Maurice Nadeau “Çağını yansıtıyor diye yazara kızılır mı? Sismografa, barometreye kızmaya benzer bu” der. Her insan, kendini bütün ortaya koyuş biçimleriyle, içinde yaşadığı koşulların eseridir. Her insan, içinde yaşadığı koşulları yansıtır.
Tamam. Çağını yansıtan, bir bakıma çağının tanıklığını yapan yazara kızmayalım. Bütün sorunlar çözülmüş oluyor mu böyle? ‘Bilgisizliği seven halk’ın göremediğini ‘yazar’ görmüş oldu. Sismograf depremi bütün ayrıntılarıyla saptamış oldu. Deprem engellenmiş oluyor mu böyle?
Sorun büyük!

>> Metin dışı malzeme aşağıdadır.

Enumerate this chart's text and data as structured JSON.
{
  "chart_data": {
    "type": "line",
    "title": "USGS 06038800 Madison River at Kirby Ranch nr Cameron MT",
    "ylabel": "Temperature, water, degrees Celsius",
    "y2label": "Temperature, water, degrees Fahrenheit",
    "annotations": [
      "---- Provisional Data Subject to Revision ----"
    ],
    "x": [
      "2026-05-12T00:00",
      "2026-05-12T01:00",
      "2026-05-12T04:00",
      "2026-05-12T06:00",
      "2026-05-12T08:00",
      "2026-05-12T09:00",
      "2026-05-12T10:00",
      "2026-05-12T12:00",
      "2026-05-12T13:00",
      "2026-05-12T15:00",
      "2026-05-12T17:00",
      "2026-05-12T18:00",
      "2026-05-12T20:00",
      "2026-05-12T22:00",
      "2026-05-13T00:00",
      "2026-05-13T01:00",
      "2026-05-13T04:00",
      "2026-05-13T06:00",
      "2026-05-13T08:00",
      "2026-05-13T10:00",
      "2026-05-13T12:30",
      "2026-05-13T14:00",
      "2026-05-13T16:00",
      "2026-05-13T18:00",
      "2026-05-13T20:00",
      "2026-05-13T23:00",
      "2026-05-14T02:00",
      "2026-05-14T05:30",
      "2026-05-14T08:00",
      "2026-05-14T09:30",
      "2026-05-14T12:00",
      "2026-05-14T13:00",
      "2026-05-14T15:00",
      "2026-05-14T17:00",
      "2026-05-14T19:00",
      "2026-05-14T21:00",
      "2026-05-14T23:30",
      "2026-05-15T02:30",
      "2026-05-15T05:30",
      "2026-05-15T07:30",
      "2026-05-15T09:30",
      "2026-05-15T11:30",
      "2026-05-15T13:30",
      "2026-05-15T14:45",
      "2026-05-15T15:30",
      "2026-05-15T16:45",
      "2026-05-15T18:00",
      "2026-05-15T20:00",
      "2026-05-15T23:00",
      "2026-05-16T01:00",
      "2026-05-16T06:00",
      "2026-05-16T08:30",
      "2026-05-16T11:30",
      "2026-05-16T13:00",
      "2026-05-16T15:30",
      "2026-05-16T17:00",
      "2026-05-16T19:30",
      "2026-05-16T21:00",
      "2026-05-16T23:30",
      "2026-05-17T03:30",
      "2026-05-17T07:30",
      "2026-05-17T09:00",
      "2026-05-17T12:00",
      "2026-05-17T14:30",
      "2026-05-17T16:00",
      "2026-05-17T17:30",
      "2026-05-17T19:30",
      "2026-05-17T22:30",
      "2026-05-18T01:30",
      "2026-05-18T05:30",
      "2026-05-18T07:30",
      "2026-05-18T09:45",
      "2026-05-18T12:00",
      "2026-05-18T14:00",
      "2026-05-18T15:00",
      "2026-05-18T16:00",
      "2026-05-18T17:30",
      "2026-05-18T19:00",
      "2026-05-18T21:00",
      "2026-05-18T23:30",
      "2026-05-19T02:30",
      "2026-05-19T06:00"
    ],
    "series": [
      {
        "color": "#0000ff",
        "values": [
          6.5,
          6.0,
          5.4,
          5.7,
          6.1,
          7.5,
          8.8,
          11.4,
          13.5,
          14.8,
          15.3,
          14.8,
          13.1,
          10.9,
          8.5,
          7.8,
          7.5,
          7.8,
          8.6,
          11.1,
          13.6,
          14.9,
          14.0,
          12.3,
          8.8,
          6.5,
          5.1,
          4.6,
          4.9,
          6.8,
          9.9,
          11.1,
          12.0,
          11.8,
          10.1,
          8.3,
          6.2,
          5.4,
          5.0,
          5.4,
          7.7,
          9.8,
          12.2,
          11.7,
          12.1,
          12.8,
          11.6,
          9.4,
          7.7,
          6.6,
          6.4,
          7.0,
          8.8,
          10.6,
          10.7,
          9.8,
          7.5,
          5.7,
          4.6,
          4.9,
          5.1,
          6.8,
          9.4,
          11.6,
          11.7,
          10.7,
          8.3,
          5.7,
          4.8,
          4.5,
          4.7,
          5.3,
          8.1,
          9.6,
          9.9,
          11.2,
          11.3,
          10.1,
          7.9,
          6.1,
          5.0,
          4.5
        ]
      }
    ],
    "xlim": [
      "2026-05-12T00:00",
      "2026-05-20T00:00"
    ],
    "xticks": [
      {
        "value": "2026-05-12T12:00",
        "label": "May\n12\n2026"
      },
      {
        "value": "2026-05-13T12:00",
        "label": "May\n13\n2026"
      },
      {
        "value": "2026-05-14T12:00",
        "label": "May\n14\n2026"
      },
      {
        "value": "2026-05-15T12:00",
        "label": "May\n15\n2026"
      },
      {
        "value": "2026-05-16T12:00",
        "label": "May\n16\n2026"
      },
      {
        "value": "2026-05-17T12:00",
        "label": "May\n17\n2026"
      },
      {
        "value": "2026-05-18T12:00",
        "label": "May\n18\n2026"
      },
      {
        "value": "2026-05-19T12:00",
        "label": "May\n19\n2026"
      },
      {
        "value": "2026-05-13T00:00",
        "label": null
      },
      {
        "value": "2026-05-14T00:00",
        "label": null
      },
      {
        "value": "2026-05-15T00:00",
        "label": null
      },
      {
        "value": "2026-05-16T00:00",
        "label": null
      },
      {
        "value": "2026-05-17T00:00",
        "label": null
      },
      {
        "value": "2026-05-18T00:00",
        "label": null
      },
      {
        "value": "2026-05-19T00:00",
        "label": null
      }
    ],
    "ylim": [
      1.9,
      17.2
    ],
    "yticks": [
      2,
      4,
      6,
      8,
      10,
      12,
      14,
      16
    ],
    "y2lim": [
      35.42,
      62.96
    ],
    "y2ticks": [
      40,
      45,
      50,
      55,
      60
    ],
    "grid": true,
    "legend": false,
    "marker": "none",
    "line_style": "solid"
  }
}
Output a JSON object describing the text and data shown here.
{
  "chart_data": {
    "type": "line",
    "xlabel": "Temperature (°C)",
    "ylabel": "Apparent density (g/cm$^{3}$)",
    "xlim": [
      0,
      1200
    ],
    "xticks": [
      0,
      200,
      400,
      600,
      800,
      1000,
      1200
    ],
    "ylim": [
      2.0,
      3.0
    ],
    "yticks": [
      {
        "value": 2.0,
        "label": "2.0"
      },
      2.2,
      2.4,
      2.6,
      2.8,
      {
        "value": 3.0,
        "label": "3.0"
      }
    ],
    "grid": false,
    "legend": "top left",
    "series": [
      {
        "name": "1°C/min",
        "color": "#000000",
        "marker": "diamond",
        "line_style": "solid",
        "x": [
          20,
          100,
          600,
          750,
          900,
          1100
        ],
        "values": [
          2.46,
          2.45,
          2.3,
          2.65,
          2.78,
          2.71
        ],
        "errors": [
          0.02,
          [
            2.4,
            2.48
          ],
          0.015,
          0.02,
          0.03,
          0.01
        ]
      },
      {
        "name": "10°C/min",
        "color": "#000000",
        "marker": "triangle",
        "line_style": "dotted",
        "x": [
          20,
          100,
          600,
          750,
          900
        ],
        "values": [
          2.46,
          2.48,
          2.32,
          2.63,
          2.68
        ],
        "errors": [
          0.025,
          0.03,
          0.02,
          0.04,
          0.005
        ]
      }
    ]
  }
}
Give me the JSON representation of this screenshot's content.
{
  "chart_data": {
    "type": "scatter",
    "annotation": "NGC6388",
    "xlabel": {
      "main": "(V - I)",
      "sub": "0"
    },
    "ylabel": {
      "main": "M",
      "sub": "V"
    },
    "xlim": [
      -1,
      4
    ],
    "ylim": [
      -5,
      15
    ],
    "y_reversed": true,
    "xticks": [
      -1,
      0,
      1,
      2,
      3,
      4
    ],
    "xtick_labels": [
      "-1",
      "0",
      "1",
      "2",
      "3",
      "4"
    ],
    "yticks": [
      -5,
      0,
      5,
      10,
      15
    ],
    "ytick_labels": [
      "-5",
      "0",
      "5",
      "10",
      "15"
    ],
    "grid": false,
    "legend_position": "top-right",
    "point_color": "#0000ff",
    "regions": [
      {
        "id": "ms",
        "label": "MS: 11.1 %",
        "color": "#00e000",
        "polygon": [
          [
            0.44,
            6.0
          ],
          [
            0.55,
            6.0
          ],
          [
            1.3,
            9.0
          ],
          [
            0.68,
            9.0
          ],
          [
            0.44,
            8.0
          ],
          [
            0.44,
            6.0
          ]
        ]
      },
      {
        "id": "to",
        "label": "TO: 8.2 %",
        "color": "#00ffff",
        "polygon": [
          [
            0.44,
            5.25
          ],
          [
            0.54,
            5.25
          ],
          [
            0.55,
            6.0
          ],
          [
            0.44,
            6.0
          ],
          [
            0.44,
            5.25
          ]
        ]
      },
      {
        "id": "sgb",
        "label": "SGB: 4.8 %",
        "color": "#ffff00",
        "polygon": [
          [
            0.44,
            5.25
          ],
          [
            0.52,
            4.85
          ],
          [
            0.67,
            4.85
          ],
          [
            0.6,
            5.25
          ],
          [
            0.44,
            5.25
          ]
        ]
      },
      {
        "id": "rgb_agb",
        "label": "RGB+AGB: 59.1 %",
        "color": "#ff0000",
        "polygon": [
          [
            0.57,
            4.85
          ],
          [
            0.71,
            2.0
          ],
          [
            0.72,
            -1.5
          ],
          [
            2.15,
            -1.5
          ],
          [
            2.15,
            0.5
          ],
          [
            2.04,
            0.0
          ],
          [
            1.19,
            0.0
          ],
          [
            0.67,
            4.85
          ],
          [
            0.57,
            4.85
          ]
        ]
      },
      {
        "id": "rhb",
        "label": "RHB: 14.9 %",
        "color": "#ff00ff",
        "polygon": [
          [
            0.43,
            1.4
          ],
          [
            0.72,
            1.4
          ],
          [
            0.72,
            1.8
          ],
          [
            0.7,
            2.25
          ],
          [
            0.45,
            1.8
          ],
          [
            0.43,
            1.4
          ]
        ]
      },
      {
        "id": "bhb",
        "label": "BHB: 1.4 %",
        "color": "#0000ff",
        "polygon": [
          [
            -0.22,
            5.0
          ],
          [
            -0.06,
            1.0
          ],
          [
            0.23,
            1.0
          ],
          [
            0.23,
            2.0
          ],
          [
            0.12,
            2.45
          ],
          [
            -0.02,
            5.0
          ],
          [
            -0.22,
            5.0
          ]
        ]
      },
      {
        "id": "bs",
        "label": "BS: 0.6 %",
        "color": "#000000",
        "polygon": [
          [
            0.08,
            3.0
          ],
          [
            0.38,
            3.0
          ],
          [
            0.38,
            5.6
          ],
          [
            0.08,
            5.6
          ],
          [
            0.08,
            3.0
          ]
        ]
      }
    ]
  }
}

Çağını yansıtmak, çağının tanığı olmak yetmiyor yazara. Çağının sanığı olan, ömrünü demir parmaklıklar arkasında geçiren yazar ve şairler de var. Boşu boşuna harcanan canlar… Yitip giden hayatlar… İçerde… dışarda…
Böylesi karanlıklarda kalmış coğrafyalar sanatçıyı, sanatı, yazarı, kitapları reddeder! Öyle ki reddedilmekten, sanatçı sanatını, yazar yapıtını yaratmaya fırsat bulamaz.
Anılar önemlidir. Yaşayan başka insanlara ışık tutar. Birer tarihtir anılar. Ama daha fazlası gerekiyor insanlık için! Ölümün elinden bir şeyler kurtarmakla yetinmemeli! İnsanı, bitkisi, hayvanıyla bütün doğayı; kısaca yaşamın ta kendisini kurtarmak gerek.
Öyle büyük büyük laflara da gerek yok. Yüzyıllardır insanlar arasında oynanan körebe oyununa son vermek yeterli. Birilerinin gözlerini bağlayıp, hep birilerinin yerine görme sevdasından vazgeçmek… Kimsenin üç maymunu ya da körebeyi oynamadığı bir dünyada, herkese bütün güzellikleri görebileceği bir ortam yaratmak…
Karanlık odaların kalın perdelerini açıp, sağlıksız ortamlara terk edilmiş insanlara güneşin doğuşunu göstermek…
En önemlisi de umut aşılamak… Her adım atmada biraz daha çoğalıp, yaşamı savunmaya hep birlikte katılmak…
Ama ille de boyun eğmeden ve yılmadan, halk düşmanlarından yaşamı kurtarmak…
Bu mücadeleyi dingin ve umut dolu bir yürekle vermek… Bir fincan kahve eşliğinde Edip Cansever’den birkaç dize anmak örneğin…
“Neyi bitiriyoruz, neyi başlatıyoruz / Neyi bekliyoruz bilmem ki / Kapı mı çalınıyor ne / Gidip açıyorum / Kimse yok / Peki / Nasıl karşılanır yok olan bir şey / Karşılıyorum / Salona geçiyoruz.”
Şair yüreği bu. Kapıda kimse olması gerekmez. Belki ufak bir sabah esintisiydi kapıdan giren. Bir sabah esintisiyle karşılıklı kahve içmek kim bilir ne güzeldir!